Analysis of quasi-periodic space-time non-separable processes to support decision-making in medical monitoring systems
DOI:
https://doi.org/10.15276/hait.03.2021.2Keywords:
Сomputer systems, decision making, quasi-periodic processes, spatial-time models, non-separable processes, cellular automata, dynamical systems, epidemic spreadingAbstract
In many decision support systems there are processed chaotic spatial-time processes which are non-separable and quasiperiodic. Some examples of such systems are epidemic spreading, population development, fire spreading, radio wave signals, image processing, information encryption, radio vision, etc. Processes in these systems have periodic character, e.g. seasonal fluctuations (epidemic spreading, population development), harmonic fluctuations (pattern recognition, image processing), etc. In simulation block the existing systems use separable process models which are presented as multiplication of spatial and temporal parts and are linearized. This significantly reduces the quality of spatial-time non-separable processes. The quality model building of chaotic spatial-time non-separable process which is processed by decision support system is necessary for getting of learning set.
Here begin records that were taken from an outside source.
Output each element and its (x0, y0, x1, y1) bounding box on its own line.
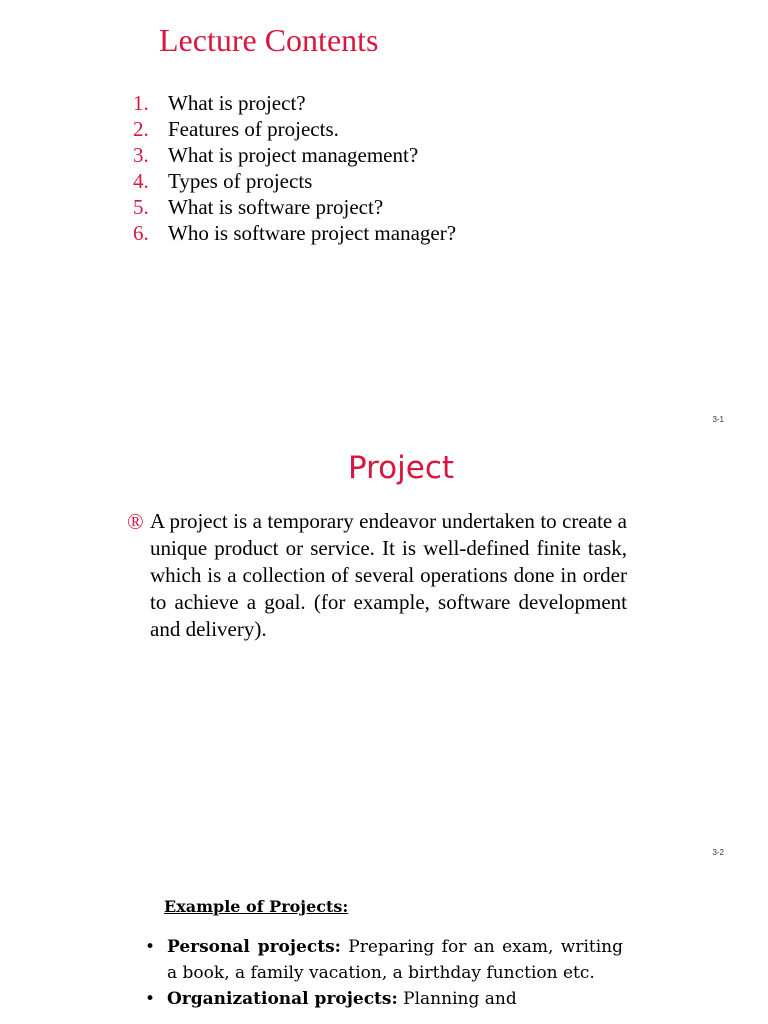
item-text: Features of projects. (168, 117, 339, 141)
registered-bullet-icon: ® (127, 509, 144, 534)
list-item (133, 90, 456, 116)
bullet-icon: • (145, 937, 156, 957)
list-item (133, 220, 456, 246)
item-number: 1. (133, 91, 149, 115)
list-item (133, 168, 456, 194)
item-text: Who is software project manager? (168, 221, 457, 245)
item-number: 5. (133, 195, 149, 219)
item-text: Preparing for an exam, writing a book, a family vacation, a birthday function etc. (167, 937, 623, 983)
list-item (145, 986, 623, 1012)
item-number: 2. (133, 117, 149, 141)
item-text: Planning and (397, 989, 517, 1009)
examples-list (145, 934, 623, 1012)
item-text: What is project? (168, 91, 306, 115)
list-item (145, 934, 623, 986)
slide-project (0, 432, 768, 864)
item-number: 6. (133, 221, 149, 245)
contents-list (133, 90, 456, 246)
item-number: 4. (133, 169, 149, 193)
list-item (133, 116, 456, 142)
section-heading: Example of Projects: (164, 897, 349, 916)
bullet-icon: • (145, 989, 156, 1009)
definition-paragraph: A project is a temporary endeavor undertaken to create a unique product or service. It is well-defined finite task, which is a collection of several operations done in order to achieve a goal. (for example, software development and delivery). (150, 509, 627, 641)
item-text: What is software project? (168, 195, 384, 219)
slide-number: 3-2 (712, 848, 724, 857)
slide-title: Lecture Contents (159, 22, 379, 58)
item-term: Personal projects: (167, 937, 341, 957)
slide-examples (0, 864, 768, 1024)
slide-number: 3-1 (712, 415, 724, 424)
item-number: 3. (133, 143, 149, 167)
item-text: What is project management? (168, 143, 419, 167)
list-item (133, 142, 456, 168)
slide-lecture-contents (0, 0, 768, 432)
slide-title: Project (347, 450, 455, 486)
item-term: Organizational projects: (167, 989, 398, 1009)
list-item (133, 194, 456, 220)
item-text: Types of projects (168, 169, 313, 193)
It is really complicated especially if the random process is formed. The implementation ensemble of chaotic spatial-time non-separable process requires high costs what causes reduction of the system efficiency. Moreover, in many cases the implementation ensemble of spatialtime processes is impossible to get. In this work the mathematical model of a quasi-periodic spatial-time non-separable process has been developed. Based on it the formation method of this process has been developed and investigated. The epidemic spreading processed was presented as an example.